Unofficial Node.js client for mugshots.com. Exposes both a Readable Stream and an Async Iterator API for streaming Mugshot objects. 🚔👮
npm i mugshots-client --s
import { MugshotStream, Mugshot } from 'mugshots-client';
const { MugshotStream } = require('mugshots-client');
import { MugshotStream, Mugshot } from 'mugshots-client';
(async () => {
const mugshotStream = await MugshotStream({ maxChunkSize: 10 });
console.log('Stream created.');
mugshotStream.on('error', (error) => {
console.log(error);
});
mugshotStream.on('close', () => {
console.log('Stream closed.');
});
mugshotStream.on('data', (mugshots: Mugshot[]) => {
console.log('data', mugshots);
});
})();
import * as puppeteer from 'puppeteer';
import {
CountyIterable,
MugshotUrlChunkIterable,
scrapeMugshots,
PagePool,
Mugshot
} from 'mugshots-client';
(async () => {
const browser = await puppeteer.launch();
const pagePool = PagePool(browser, { max: 10 });
const page = await pagePool.acquire();
const counties = await CountyIterable(page);
for await (const county of counties) {
const mugshotUrls = await MugshotUrlChunkIterable(page, county);
for await (const chunk of mugshotUrls) {
const mugshots = await scrapeMugshots(pagePool, chunk, { maxChunkSize: 20 });
console.log(mugshots);
}
}
})();
Why'd you make this?
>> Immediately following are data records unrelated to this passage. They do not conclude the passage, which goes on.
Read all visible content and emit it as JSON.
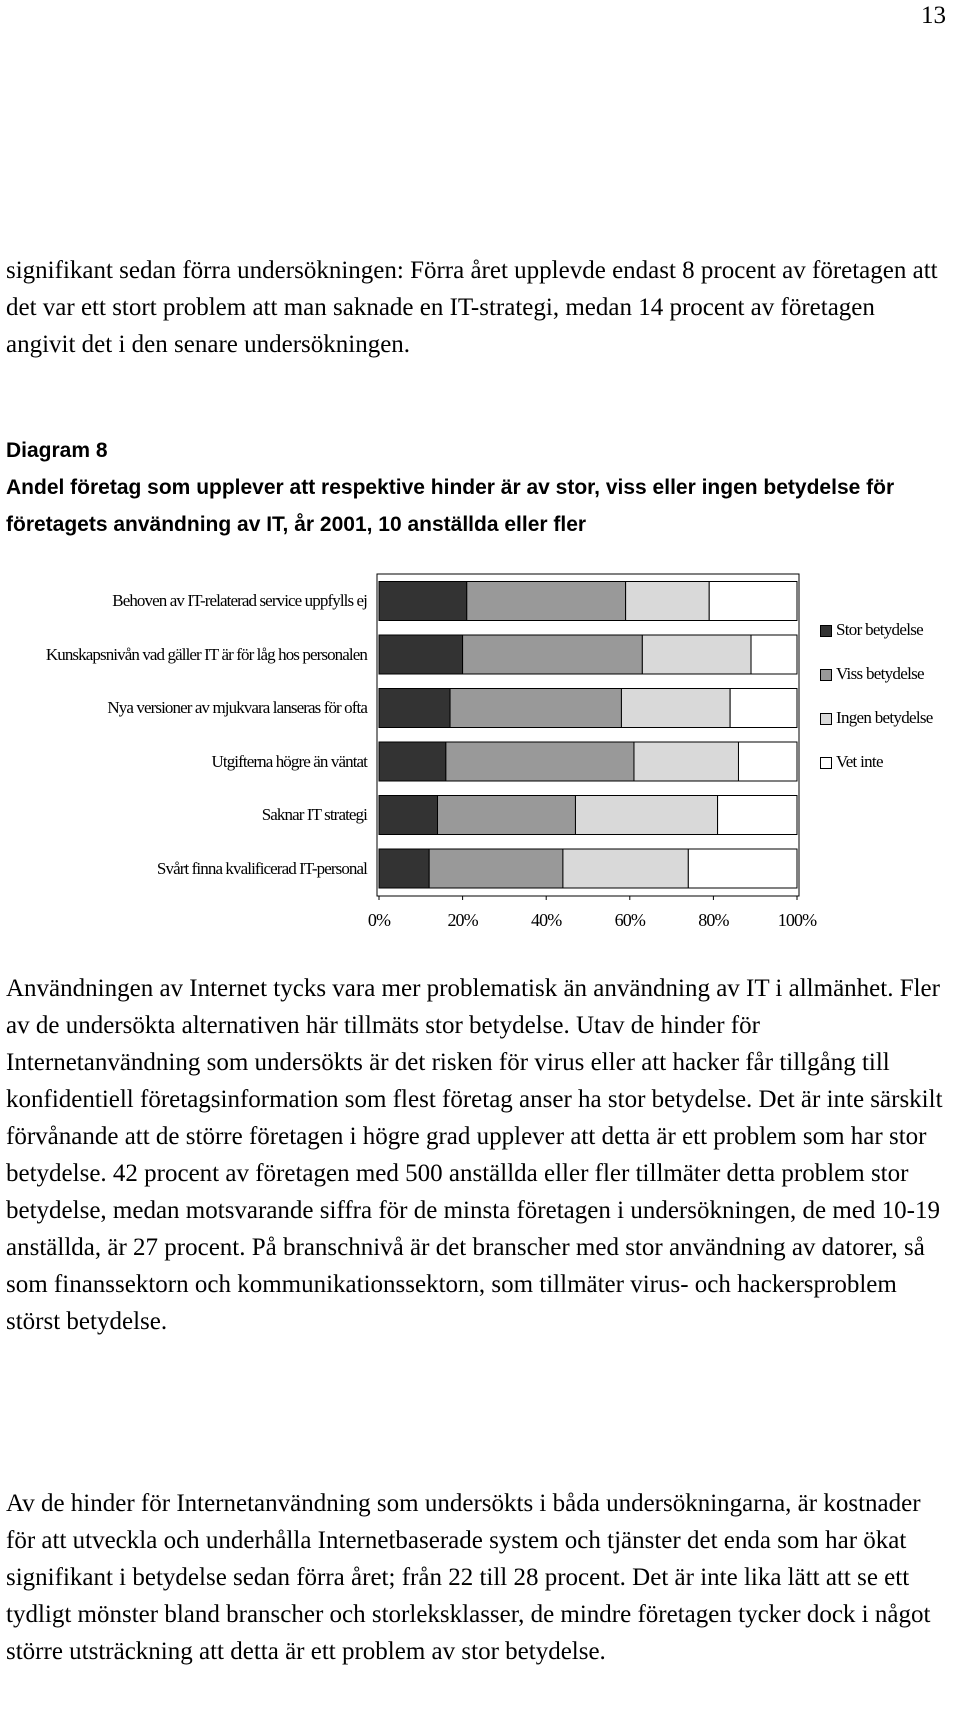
{
  "page_number": "13",
  "paragraphs": [
    "signifikant sedan förra undersökningen: Förra året upplevde endast 8 procent av företagen att det var ett stort problem att man saknade en IT-strategi, medan 14 procent av företagen angivit det i den senare undersökningen.",
    "Användningen av Internet tycks vara mer problematisk än användning av IT i allmänhet. Fler av de undersökta alternativen här tillmäts stor betydelse. Utav de hinder för Internetanvändning som undersökts är det risken för virus eller att hacker får tillgång till konfidentiell företagsinformation som flest företag anser ha stor betydelse. Det är inte särskilt förvånande att de större företagen i högre grad upplever att detta är ett problem som har stor betydelse. 42 procent av företagen med 500 anställda eller fler tillmäter detta problem stor betydelse, medan motsvarande siffra för de minsta företagen i undersökningen, de med 10-19 anställda, är 27 procent. På branschnivå är det branscher med stor användning av datorer, så som finanssektorn och kommunikationssektorn, som tillmäter virus- och hackersproblem störst betydelse.",
    "Av de hinder för Internetanvändning som undersökts i båda undersökningarna, är kostnader för att utveckla och underhålla Internetbaserade system och tjänster det enda som har ökat signifikant i betydelse sedan förra året; från 22 till 28 procent. Det är inte lika lätt att se ett tydligt mönster bland branscher och storleksklasser, de mindre företagen tycker dock i något större utsträckning att detta är ett problem av stor betydelse."
  ],
  "chart_data": {
    "type": "stacked-bar-horizontal",
    "label": "Diagram 8",
    "title": "Andel företag som upplever att respektive hinder är av stor, viss eller ingen betydelse för företagets användning av IT, år 2001, 10 anställda eller fler",
    "categories": [
      "Behoven av IT-relaterad service uppfylls ej",
      "Kunskapsnivån vad gäller IT är för låg hos personalen",
      "Nya versioner av mjukvara lanseras för ofta",
      "Utgifterna högre än väntat",
      "Saknar IT strategi",
      "Svårt finna kvalificerad IT-personal"
    ],
    "series": [
      {
        "name": "Stor betydelse",
        "color": "#333333",
        "values": [
          21,
          20,
          17,
          16,
          14,
          12
        ]
      },
      {
        "name": "Viss betydelse",
        "color": "#999999",
        "values": [
          38,
          43,
          41,
          45,
          33,
          32
        ]
      },
      {
        "name": "Ingen betydelse",
        "color": "#d9d9d9",
        "values": [
          20,
          26,
          26,
          25,
          34,
          30
        ]
      },
      {
        "name": "Vet inte",
        "color": "#ffffff",
        "values": [
          21,
          11,
          16,
          14,
          19,
          26
        ]
      }
    ],
    "xlim": [
      0,
      100
    ],
    "xticks": [
      {
        "value": 0,
        "label": "0%"
      },
      {
        "value": 20,
        "label": "20%"
      },
      {
        "value": 40,
        "label": "40%"
      },
      {
        "value": 60,
        "label": "60%"
      },
      {
        "value": 80,
        "label": "80%"
      },
      {
        "value": 100,
        "label": "100%"
      }
    ],
    "legend": "right",
    "grid": false
  }
}
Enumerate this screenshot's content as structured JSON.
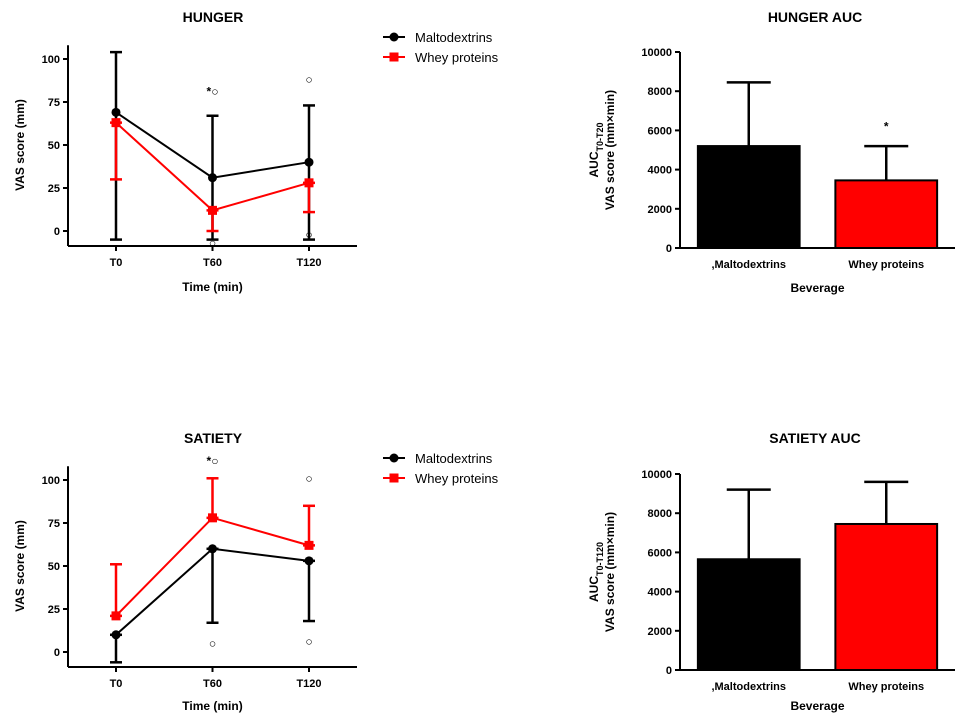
{
  "chart_data": [
    {
      "type": "line",
      "title": "HUNGER",
      "xlabel": "Time (min)",
      "ylabel": "VAS score (mm)",
      "categories": [
        "T0",
        "T60",
        "T120"
      ],
      "y_ticks": [
        "0",
        "25",
        "50",
        "75",
        "100"
      ],
      "ylim": [
        -7,
        112
      ],
      "legend": "right",
      "series": [
        {
          "name": "Maltodextrins",
          "color": "#000000",
          "marker": "circle",
          "values": [
            69,
            31,
            40
          ],
          "err_upper": [
            104,
            67,
            73
          ],
          "err_lower": [
            -5,
            -5,
            -5
          ]
        },
        {
          "name": "Whey proteins",
          "color": "#ff0000",
          "marker": "square",
          "values": [
            63,
            12,
            28
          ],
          "err_upper": [
            63,
            12,
            28
          ],
          "err_lower": [
            30,
            0,
            11
          ]
        }
      ],
      "annotations": [
        {
          "x": "T60",
          "text": "*○",
          "y": 81
        },
        {
          "x": "T60",
          "text": "○",
          "y": -7
        },
        {
          "x": "T120",
          "text": "○",
          "y": 88
        },
        {
          "x": "T120",
          "text": "○",
          "y": -2
        }
      ]
    },
    {
      "type": "bar",
      "title": "HUNGER AUC",
      "xlabel": "Beverage",
      "ylabel_line1": "AUC",
      "ylabel_sub": "T0-T20",
      "ylabel_line2": "VAS score (mm×min)",
      "categories": [
        ",Maltodextrins",
        "Whey proteins"
      ],
      "colors": [
        "#000000",
        "#ff0000"
      ],
      "values": [
        5200,
        3450
      ],
      "err_upper": [
        8450,
        5200
      ],
      "y_ticks": [
        "0",
        "2000",
        "4000",
        "6000",
        "8000",
        "10000"
      ],
      "ylim": [
        0,
        10000
      ],
      "annotations": [
        {
          "category": "Whey proteins",
          "text": "*",
          "y": 6200
        }
      ]
    },
    {
      "type": "line",
      "title": "SATIETY",
      "xlabel": "Time (min)",
      "ylabel": "VAS score (mm)",
      "categories": [
        "T0",
        "T60",
        "T120"
      ],
      "y_ticks": [
        "0",
        "25",
        "50",
        "75",
        "100"
      ],
      "ylim": [
        -7,
        112
      ],
      "legend": "right",
      "series": [
        {
          "name": "Maltodextrins",
          "color": "#000000",
          "marker": "circle",
          "values": [
            10,
            60,
            53
          ],
          "err_upper": [
            10,
            60,
            53
          ],
          "err_lower": [
            -6,
            17,
            18
          ]
        },
        {
          "name": "Whey proteins",
          "color": "#ff0000",
          "marker": "square",
          "values": [
            21,
            78,
            62
          ],
          "err_upper": [
            51,
            101,
            85
          ],
          "err_lower": [
            21,
            78,
            62
          ]
        }
      ],
      "annotations": [
        {
          "x": "T60",
          "text": "*○",
          "y": 111
        },
        {
          "x": "T60",
          "text": "○",
          "y": 5
        },
        {
          "x": "T120",
          "text": "○",
          "y": 101
        },
        {
          "x": "T120",
          "text": "○",
          "y": 6
        }
      ]
    },
    {
      "type": "bar",
      "title": "SATIETY AUC",
      "xlabel": "Beverage",
      "ylabel_line1": "AUC",
      "ylabel_sub": "T0-T120",
      "ylabel_line2": "VAS score (mm×min)",
      "categories": [
        ",Maltodextrins",
        "Whey proteins"
      ],
      "colors": [
        "#000000",
        "#ff0000"
      ],
      "values": [
        5650,
        7450
      ],
      "err_upper": [
        9200,
        9600
      ],
      "y_ticks": [
        "0",
        "2000",
        "4000",
        "6000",
        "8000",
        "10000"
      ],
      "ylim": [
        0,
        10000
      ],
      "annotations": []
    }
  ]
}
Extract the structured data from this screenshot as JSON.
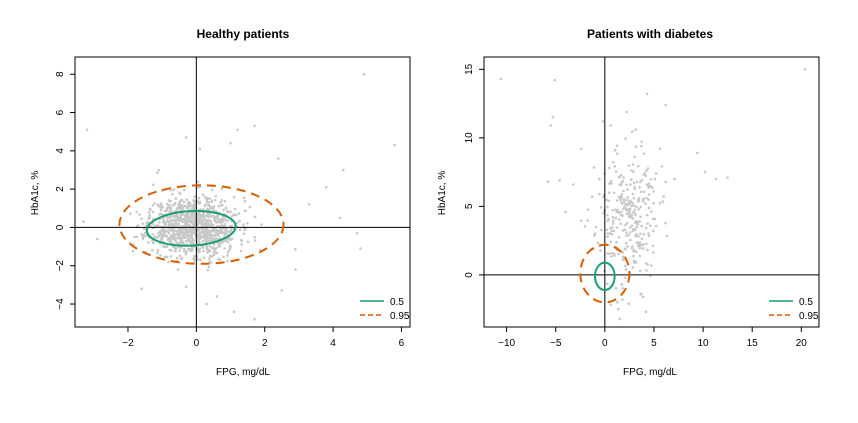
{
  "chart_data": [
    {
      "type": "scatter",
      "title": "Healthy patients",
      "xlabel": "FPG, mg/dL",
      "ylabel": "HbA1c, %",
      "xlim": [
        -3.55,
        6.25
      ],
      "ylim": [
        -5.2,
        8.9
      ],
      "xticks": [
        -2,
        0,
        2,
        4,
        6
      ],
      "yticks": [
        -4,
        -2,
        0,
        2,
        4,
        6,
        8
      ],
      "xtick_labels": [
        "−2",
        "0",
        "2",
        "4",
        "6"
      ],
      "ytick_labels": [
        "−4",
        "−2",
        "0",
        "2",
        "4",
        "6",
        "8"
      ],
      "reference_lines": {
        "x": 0,
        "y": 0
      },
      "point_color": "#c8c8c8",
      "cloud": {
        "n": 1100,
        "x_mean": -0.1,
        "x_sd": 0.65,
        "y_mean": 0.05,
        "y_sd": 0.75,
        "seed": 11
      },
      "outliers": [
        [
          4.9,
          8.0
        ],
        [
          5.8,
          4.3
        ],
        [
          -3.2,
          5.1
        ],
        [
          1.2,
          5.1
        ],
        [
          1.7,
          5.3
        ],
        [
          1.0,
          4.4
        ],
        [
          -0.3,
          4.7
        ],
        [
          4.3,
          3.0
        ],
        [
          3.8,
          2.1
        ],
        [
          4.2,
          0.5
        ],
        [
          4.7,
          -0.3
        ],
        [
          4.8,
          -1.1
        ],
        [
          1.1,
          -4.4
        ],
        [
          1.7,
          -4.8
        ],
        [
          -0.3,
          -3.1
        ],
        [
          0.6,
          -3.6
        ],
        [
          -3.3,
          0.3
        ],
        [
          -2.9,
          -0.6
        ],
        [
          3.3,
          1.2
        ],
        [
          2.4,
          3.6
        ],
        [
          0.1,
          4.1
        ],
        [
          -1.1,
          3.0
        ],
        [
          2.9,
          -2.2
        ],
        [
          2.5,
          -3.3
        ],
        [
          -1.6,
          -3.2
        ],
        [
          0.3,
          -4.0
        ]
      ],
      "contours": [
        {
          "level": "0.5",
          "cx": -0.15,
          "cy": -0.05,
          "rx": 1.3,
          "ry": 0.9,
          "rotation_deg": 3,
          "color": "#1b9e77",
          "dash": "solid"
        },
        {
          "level": "0.95",
          "cx": 0.15,
          "cy": 0.15,
          "rx": 2.4,
          "ry": 2.05,
          "rotation_deg": 0,
          "color": "#d95f02",
          "dash": "dashed"
        }
      ],
      "legend": {
        "position": "bottom-right",
        "entries": [
          {
            "label": "0.5",
            "color": "#1b9e77",
            "dash": "solid"
          },
          {
            "label": "0.95",
            "color": "#d95f02",
            "dash": "dashed"
          }
        ]
      }
    },
    {
      "type": "scatter",
      "title": "Patients with diabetes",
      "xlabel": "FPG, mg/dL",
      "ylabel": "HbA1c, %",
      "xlim": [
        -12.3,
        21.8
      ],
      "ylim": [
        -3.8,
        15.9
      ],
      "xticks": [
        -10,
        -5,
        0,
        5,
        10,
        15,
        20
      ],
      "yticks": [
        0,
        5,
        10,
        15
      ],
      "xtick_labels": [
        "−10",
        "−5",
        "0",
        "5",
        "10",
        "15",
        "20"
      ],
      "ytick_labels": [
        "0",
        "5",
        "10",
        "15"
      ],
      "reference_lines": {
        "x": 0,
        "y": 0
      },
      "point_color": "#c8c8c8",
      "cloud": {
        "n": 300,
        "x_mean": 2.3,
        "x_sd": 1.6,
        "y_mean": 4.2,
        "y_sd": 2.5,
        "seed": 23
      },
      "outliers": [
        [
          -10.6,
          14.3
        ],
        [
          20.4,
          15.0
        ],
        [
          -5.1,
          14.2
        ],
        [
          4.3,
          13.2
        ],
        [
          6.2,
          12.4
        ],
        [
          -5.5,
          10.9
        ],
        [
          -5.3,
          11.5
        ],
        [
          9.4,
          8.9
        ],
        [
          10.2,
          7.5
        ],
        [
          11.3,
          7.0
        ],
        [
          12.5,
          7.1
        ],
        [
          -4.6,
          6.9
        ],
        [
          -5.8,
          6.8
        ],
        [
          -4.0,
          4.6
        ],
        [
          -3.2,
          6.6
        ],
        [
          -2.4,
          9.2
        ],
        [
          -0.2,
          11.2
        ],
        [
          7.1,
          7.0
        ],
        [
          5.6,
          9.2
        ],
        [
          -1.3,
          5.7
        ],
        [
          0.6,
          10.9
        ],
        [
          3.9,
          -1.6
        ],
        [
          3.0,
          1.8
        ],
        [
          -0.5,
          2.1
        ],
        [
          1.7,
          -0.7
        ]
      ],
      "contours": [
        {
          "level": "0.5",
          "cx": 0.0,
          "cy": -0.1,
          "rx": 1.0,
          "ry": 1.0,
          "rotation_deg": 0,
          "color": "#1b9e77",
          "dash": "solid"
        },
        {
          "level": "0.95",
          "cx": 0.0,
          "cy": 0.1,
          "rx": 2.5,
          "ry": 2.1,
          "rotation_deg": 0,
          "color": "#d95f02",
          "dash": "dashed"
        }
      ],
      "legend": {
        "position": "bottom-right",
        "entries": [
          {
            "label": "0.5",
            "color": "#1b9e77",
            "dash": "solid"
          },
          {
            "label": "0.95",
            "color": "#d95f02",
            "dash": "dashed"
          }
        ]
      }
    }
  ]
}
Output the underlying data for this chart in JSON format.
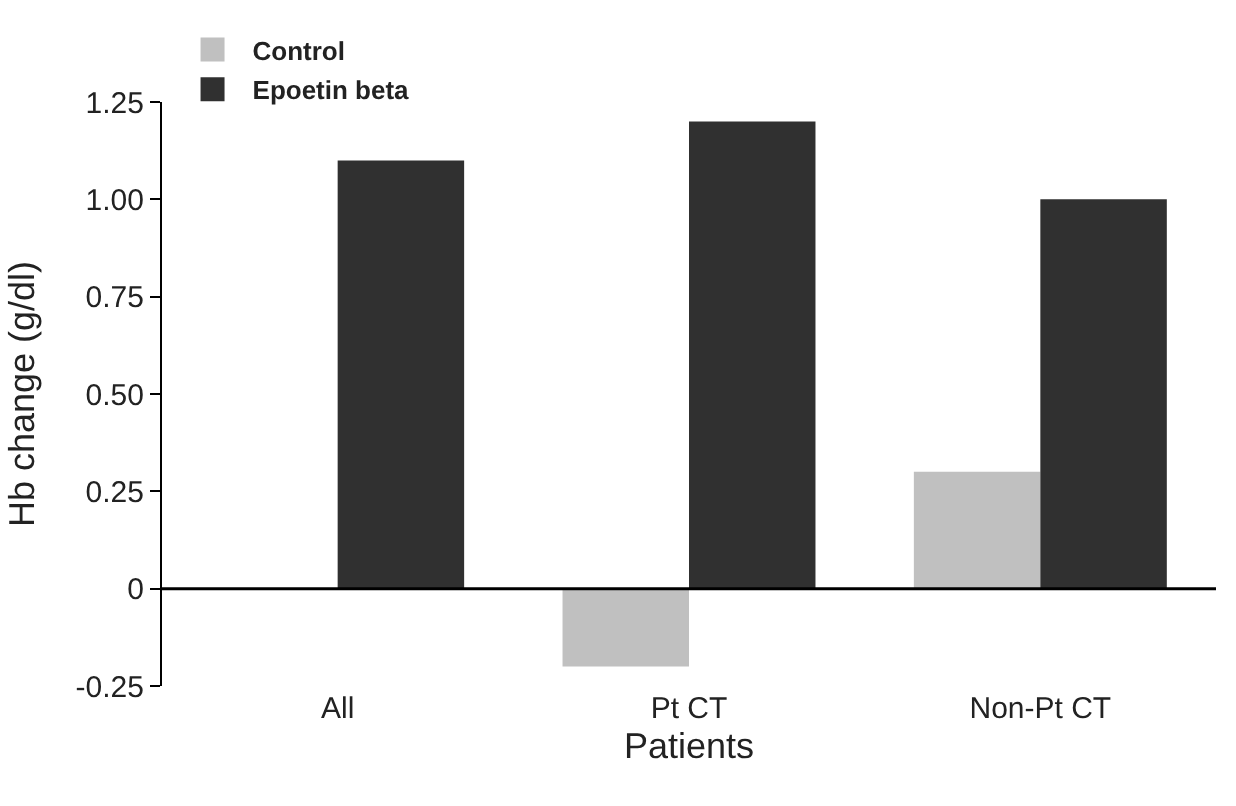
{
  "chart_data": {
    "type": "bar",
    "xlabel": "Patients",
    "ylabel": "Hb change (g/dl)",
    "categories": [
      "All",
      "Pt CT",
      "Non-Pt CT"
    ],
    "series": [
      {
        "name": "Control",
        "color": "#c0c0c0",
        "values": [
          0,
          -0.2,
          0.3
        ]
      },
      {
        "name": "Epoetin beta",
        "color": "#303030",
        "values": [
          1.1,
          1.2,
          1.0
        ]
      }
    ],
    "ylim": [
      -0.25,
      1.25
    ],
    "yticks": [
      {
        "value": -0.25,
        "label": "-0.25"
      },
      0,
      {
        "value": 0.25,
        "label": "0.25"
      },
      {
        "value": 0.5,
        "label": "0.50"
      },
      {
        "value": 0.75,
        "label": "0.75"
      },
      {
        "value": 1,
        "label": "1.00"
      },
      {
        "value": 1.25,
        "label": "1.25"
      }
    ],
    "legend": "top left"
  }
}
Isn't www.mugshots.com immoral?
My goals are to:
- subvert mugshots.com by making the watermarked records they re-publish from the public domain freely available for anyone to use
- bring attention to the moral implications for open records on the internet
- More on NPR's Planet Money podcast, Episode 878: Mugshots For Sale
- use this library for inequality and social justice research
I chose Puppeteer to provide a path forward for obscuring scraping, to future-proof this software against censorship or TOS changes.
Here is an article on making headless Chrome undetectable. My goal is to provide an API for making an undetectable scraper. It will be impossible to detect scraping if we manipulate the Chrome browser's behavior and properties to mimic a human user's browser.